Education has become so normalized in everyday life that no one really bats an eye at it. Nothing will change that like a school being exposed for inviting a drag queen to perform at an elementary school function while declining to tell the parents, but I digress. Parents today are looking at what is happening while referencing the time they were in school. Sure, as a fifty-year-old I can attest that I was taught there were only two genders, the trees took in carbon dioxide and produced oxygen and the United States was the victor in both world wars. I certainly do not remember any discussions concerning homosexuality, or the idea that gay children are oppressed victims. Parents who went to school in the 1990s would have seen an introduction to this idea. The promotion of homosexuality was gradually introduced under the guise of aids education. Once this gained acceptance the agenda continued to incrementally advance to what we have now. A school system that actively encourages your children to believe the gender binary is oppressive and it is perfectly fine for boys to call themselves a girl and use the girl’s bathroom. The bigger point being made here is that these changes are gradual, almost generational in their implementation that they go largely unnoticed. Until Steven comes home and says his name is Sally and he has joined the girl’s soccer team, and you as the parent, are a bigot for opposing his true identity.

The part that parents are missing today is the role these same processes played in the formation of their worldviews and behaviors. Anyone who attended school since 1969 was subject to the use of “operant conditioning” as a behavior modification technique. The U.S. Department of Health, Education, and Welfare released a document called Reducing Problem Behaviors: An Operant Conditioning Guide for Teachers in 1969. Operant conditioning is simply the idea that desirable behaviors can be reproduced through the use of rewards and punishments.

“In its simplest form, operant conditioning involves the systematic use of
consequences to strengthen and weaken behaviors under specified stimulus
conditions. Operant behavior is strengthened by some consequences called
reinforcers and weakened by other consequences called punishers. Withdrawal
of reinforcing consequences will also weaken behavior. This procedure is called extinction.”

Based largely on stimulus-response theory, operant conditioning works off the idea that human beings are social creatures who derive much of their own value from their group interactions, or how they fit in with others. B.F. Skinner, a psychologist who took the ideas of operant conditioning to new heights, states in Beyond Freedom and Dignity that the fear of approval or disapproval among one’s peers is a tool of social control more powerful than a full-blown police state. This is to say then, that a child’s behavior and or beliefs, can be largely influenced by the environment they are in and how accepted the subject matter is among their peers.

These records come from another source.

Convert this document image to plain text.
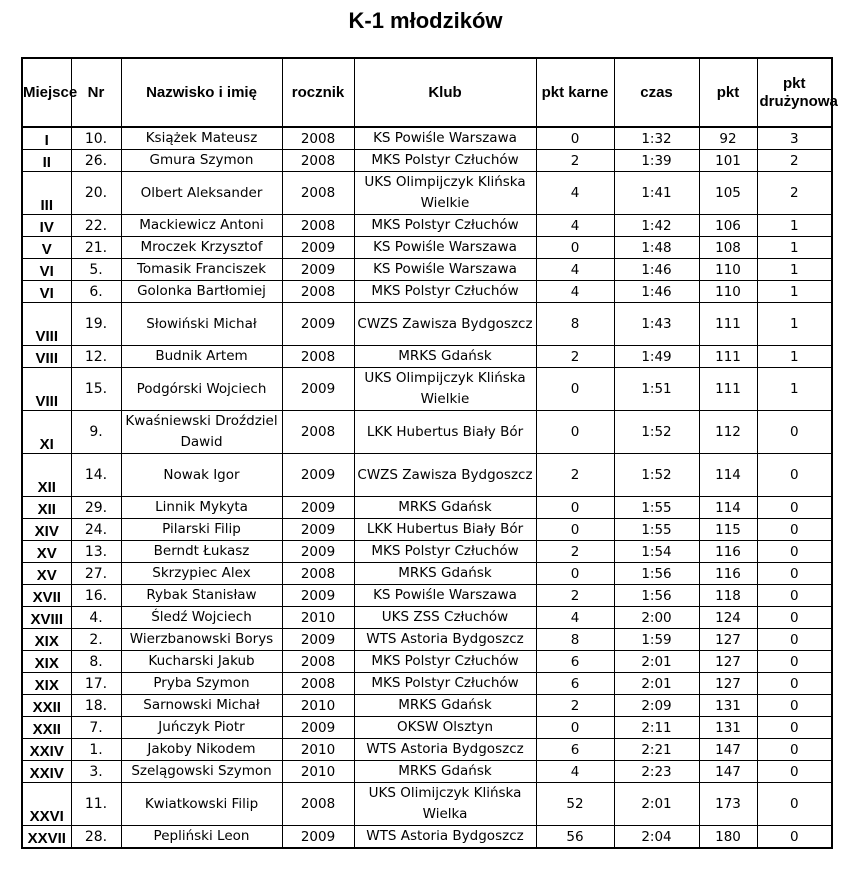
K-1 młodzików
Miejsce	Nr	Nazwisko i imię	rocznik	Klub	pkt karne	czas	pkt	pkt drużynowa
I	10.	Książek Mateusz	2008	KS Powiśle Warszawa	0	1:32	92	3
II	26.	Gmura Szymon	2008	MKS Polstyr Człuchów	2	1:39	101	2
III	20.	Olbert Aleksander	2008	UKS Olimpijczyk Klińska Wielkie	4	1:41	105	2
IV	22.	Mackiewicz Antoni	2008	MKS Polstyr Człuchów	4	1:42	106	1
V	21.	Mroczek Krzysztof	2009	KS Powiśle Warszawa	0	1:48	108	1
VI	5.	Tomasik Franciszek	2009	KS Powiśle Warszawa	4	1:46	110	1
VI	6.	Golonka Bartłomiej	2008	MKS Polstyr Człuchów	4	1:46	110	1
VIII	19.	Słowiński Michał	2009	CWZS Zawisza Bydgoszcz	8	1:43	111	1
VIII	12.	Budnik Artem	2008	MRKS Gdańsk	2	1:49	111	1
VIII	15.	Podgórski Wojciech	2009	UKS Olimpijczyk Klińska Wielkie	0	1:51	111	1
XI	9.	Kwaśniewski Droździel Dawid	2008	LKK Hubertus Biały Bór	0	1:52	112	0
XII	14.	Nowak Igor	2009	CWZS Zawisza Bydgoszcz	2	1:52	114	0
XII	29.	Linnik Mykyta	2009	MRKS Gdańsk	0	1:55	114	0
XIV	24.	Pilarski Filip	2009	LKK Hubertus Biały Bór	0	1:55	115	0
XV	13.	Berndt Łukasz	2009	MKS Polstyr Człuchów	2	1:54	116	0
XV	27.	Skrzypiec Alex	2008	MRKS Gdańsk	0	1:56	116	0
XVII	16.	Rybak Stanisław	2009	KS Powiśle Warszawa	2	1:56	118	0
XVIII	4.	Śledź Wojciech	2010	UKS ZSS Człuchów	4	2:00	124	0
XIX	2.	Wierzbanowski Borys	2009	WTS Astoria Bydgoszcz	8	1:59	127	0
XIX	8.	Kucharski Jakub	2008	MKS Polstyr Człuchów	6	2:01	127	0
XIX	17.	Pryba Szymon	2008	MKS Polstyr Człuchów	6	2:01	127	0
XXII	18.	Sarnowski Michał	2010	MRKS Gdańsk	2	2:09	131	0
XXII	7.	Juńczyk Piotr	2009	OKSW Olsztyn	0	2:11	131	0
XXIV	1.	Jakoby Nikodem	2010	WTS Astoria Bydgoszcz	6	2:21	147	0
XXIV	3.	Szelągowski Szymon	2010	MRKS Gdańsk	4	2:23	147	0
XXVI	11.	Kwiatkowski Filip	2008	UKS Olimijczyk Klińska Wielka	52	2:01	173	0
XXVII	28.	Pepliński Leon	2009	WTS Astoria Bydgoszcz	56	2:04	180	0
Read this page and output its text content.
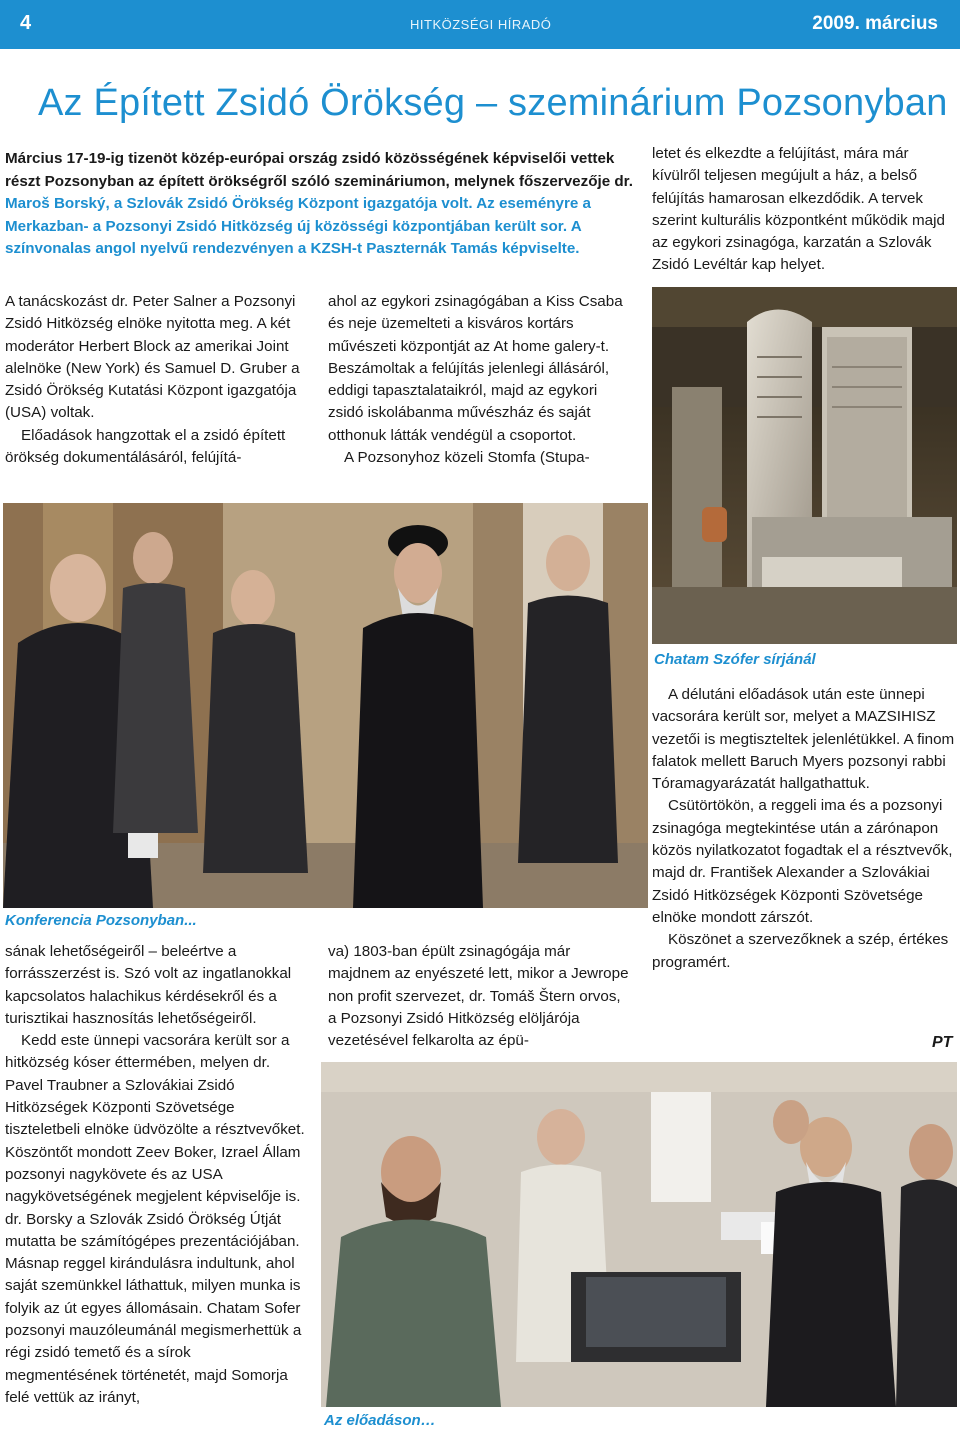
4	HITKÖZSÉGI HÍRADÓ	2009. március
Az Épített Zsidó Örökség – szeminárium Pozsonyban
Március 17-19-ig tizenöt közép-európai ország zsidó közösségének képviselői vettek részt Pozsonyban az épített örökségről szóló szemináriumon, melynek főszervezője dr. Maroš Borský, a Szlovák Zsidó Örökség Központ igazgatója volt. Az eseményre a Merkazban- a Pozsonyi Zsidó Hitközség új közösségi központjában került sor. A színvonalas angol nyelvű rendezvényen a KZSH-t Paszternák Tamás képviselte.

letet és elkezdte a felújítást, mára már kívülről teljesen megújult a ház, a belső felújítás hamarosan elkezdődik. A tervek szerint kulturális központként működik majd az egykori zsinagóga, karzatán a Szlovák Zsidó Levéltár kap helyet.

A tanácskozást dr. Peter Salner a Pozsonyi Zsidó Hitközség elnöke nyitotta meg. A két moderátor Herbert Block az amerikai Joint alelnöke (New York) és Samuel D. Gruber a Zsidó Örökség Kutatási Központ igazgatója (USA) voltak.

Előadások hangzottak el a zsidó épített örökség dokumentálásáról, felújítá-

ahol az egykori zsinagógában a Kiss Csaba és neje üzemelteti a kisváros kortárs művészeti központját az At home galery-t. Beszámoltak a felújítás jelenlegi állásáról, eddigi tapasztalataikról, majd az egykori zsidó iskolábanma művészház és saját otthonuk látták vendégül a csoportot.

A Pozsonyhoz közeli Stomfa (Stupa-

Chatam Szófer sírjánál
Konferencia Pozsonyban...

A délutáni előadások után este ünnepi vacsorára került sor, melyet a MAZSIHISZ vezetői is megtiszteltek jelenlétükkel. A finom falatok mellett Baruch Myers pozsonyi rabbi Tóramagyarázatát hallgathattuk.

Csütörtökön, a reggeli ima és a pozsonyi zsinagóga megtekintése után a zárónapon közös nyilatkozatot fogadtak el a résztvevők, majd dr. František Alexander a Szlovákiai Zsidó Hitközségek Központi Szövetsége elnöke mondott zárszót.

Köszönet a szervezőknek a szép, értékes programért.

PT

sának lehetőségeiről – beleértve a forrásszerzést is. Szó volt az ingatlanokkal kapcsolatos halachikus kérdésekről és a turisztikai hasznosítás lehetőségeiről.

Kedd este ünnepi vacsorára került sor a hitközség kóser éttermében, melyen dr. Pavel Traubner a Szlovákiai Zsidó Hitközségek Központi Szövetsége tiszteletbeli elnöke üdvözölte a résztvevőket. Köszöntőt mondott Zeev Boker, Izrael Állam pozsonyi nagykövete és az USA nagykövetségének megjelent képviselője is. dr. Borsky a Szlovák Zsidó Örökség Útját mutatta be számítógépes prezentációjában. Másnap reggel kirándulásra indultunk, ahol saját szemünkkel láthattuk, milyen munka is folyik az út egyes állomásain. Chatam Sofer pozsonyi mauzóleumánál megismerhettük a régi zsidó temető és a sírok megmentésének történetét, majd Somorja felé vettük az irányt,

va) 1803-ban épült zsinagógája már majdnem az enyészeté lett, mikor a Jewrope non profit szervezet, dr. Tomáš Štern orvos, a Pozsonyi Zsidó Hitközség elöljárója vezetésével felkarolta az épü-

Az előadáson…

In other words, if transgenderism is being presented to first graders as “right and moral,” and it is accepted by most, creating an atmosphere of disapproval towards naysayers may very well influence their attitudes. We all know what is like to feel left out. No one likes it. This is basically the idea behind operant conditioning. Manipulating the environment to produce desirable behaviors. While the official document mentioned above was released by the government in 1969, the idea of using such methods in education goes back much further.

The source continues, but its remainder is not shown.